Les gens ont " un monde à eux " tout à fait particulier. Il est très émouvant de sentir à quel point ce monde si secret, si intime, si " inavoué "; peut être confronté à cet " autre monde " qui est celui de l'autre et dont il a peut-être rêvé...
Dans le monde où nous vivons au quotidien, tel qu'il est, avec ses règles, ses principes, ses codes, ses repères, ses modes ; il y a des " barrières ", de la gêne, du trouble et ce monde là n'est pas un monde d'amour, de franchise, de spontanéité. Les êtres dans ce monde là  sont terriblement seuls, n’arrivent plus à s'accepter tels qu'ils sont ; ils ont honte d'être découverts, débusqués et peut-être traînés dans la boue des " racontars ", dans la souillure d'images sales et déformées.

Le bouclier rond des films Rank

    Dans ce pays plus encore qu' à Cahors, mon père dont le métier consistait à relier les hommes était nécessairement appelé à rencontrer parfois des personnages qui détenaient " quelques clefs " en matière de développement économique, culturel ou social. Lorsque le téléphone était installé, que de nouvelles liaisons augmentaient et surtout renforçaient le pouvoir de la communication dans un monde en pleine mutation, dans un pays tel que la Tunisie des années 50, l’activité de mon père avait effectivement une importance stratégique dans bien des domaines et en particulier pour le gouvernement de ce pays, pour les services du renseignement, de la police, de la santé publique, pour toutes les structures administratives et économiques...
Pour ne citer qu'un seul exemple bien particulier, dans le monde du cinéma précisément, mon père fit un jour la connaissance d'un producteur de films dramatiques, Monsieur Rank, un milliardaire Allemand qui séjournait alors au " Tunisia Palace " : un homme âgé de 70 ans environ.

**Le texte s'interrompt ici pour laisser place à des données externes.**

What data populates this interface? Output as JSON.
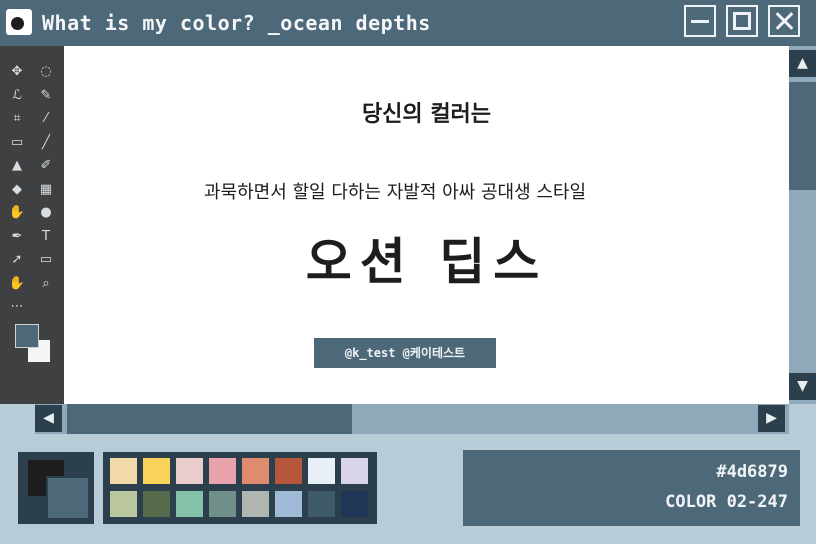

Un personnage assez intéressant d'ailleurs, très cultivé, d'une politesse extrême et d'un commerce fort agréable. En ce temps-là quand on allait au cinéma, l’on pouvait voir la bande annonce des films " Rank " dans les salles en vogue : un bouclier rond sur lequel résonnait, énigmatique, retentissant, un " gong ". Les films Rank étaient en " noir et blanc " et concurrençaient les productions des réalisateurs Américains dans le genre " drames et énigmes ", avec des acteurs Français, Allemands, Italiens.
Ce monsieur Rank fut à plusieurs reprises notre invité et nous le reçûmes dans notre appartement au 195 avenue de Paris, proche du " Belvédère ". En fait, il ne fut pas exactement notre invité. Il s'était plutôt invité lui-même. Il avait " des vues sur ma mère ", qu'il poursuivait de ses assiduités. Je me rappelle encore de ces soirées où il passait à chaque fois au moins deux ou trois heures chez nous. On sortait les apéritifs, on discutait, il racontait plein d'anecdotes, il parlait du monde en lequel il vivait et surtout, il arrivait chargé de tas de cadeaux, de bouquets de fleurs, il se parfumait comme une femme et il avait toujours des coiffures excentriques. Il n'arrêtait pas de mettre sa main sur le genou de ma mère ou de se rapprocher d'elle... Un jour, il vient avec un petit magnétophone : c'était pour moi, disait-il. Et il m'expliquait le fonctionnement du magnétophone, avec beaucoup de gentillesse.
Ce qui me paraissait extraordinaire pour un homme de cette classe et de cette envergure, était de le voir si amoureux et si enthousiaste, empli d'humour, si candide et en même temps si " gauche ", si enfant, si troublé devant une femme telle que ma mère. Parfois,  redevenant sérieux il parlait de son métier, des gens qu'il avait rencontrés dans sa vie.  Il aurait aimé que ma mère joue dans ses films, lui proposait d’ interpréter des rôles, lui parlait d’une « carrière » possible… Il était impressionné par sa voix, par son style, son élégance, sa classe, son naturel, son côté un peu comique par moments.
Mais ma mère le trouvait vraiment trop vieux, trop  collant " et elle disait " avec ses milliards, il ne m'impressionne pas du tout. "
Il s'est lassé, à force d'être éconduit. Et puis en ce temps-là, cela allait très bien avec mon père et notre vie telle que nous la vivions ensemble avec nos amis, nos relations, nous convenait très bien. Ce n'était pas une vie ordinaire et à part l' école que j'avais en horreur, il y avait la magie de ces paysages d' Afrique, le bleu absolu du ciel, cette luminosité qui nettoyait toutes les incertitudes et toutes les interrogations, ce soleil qui montait si haut, la Méditerranée toute proche où l'on se baignait même en février, à La Marsa ou à La Goulette ; les tramways, les marchés, les souks, cette " douceur de vivre ", ces gens humbles, sans malice, d'une gentillesse extraordinaire, que nous rencontrions chaque jour. Et pour conclure, ce " quelque chose dans l'air et dans le regard des gens qui faisait que la solitude n'existait pas. "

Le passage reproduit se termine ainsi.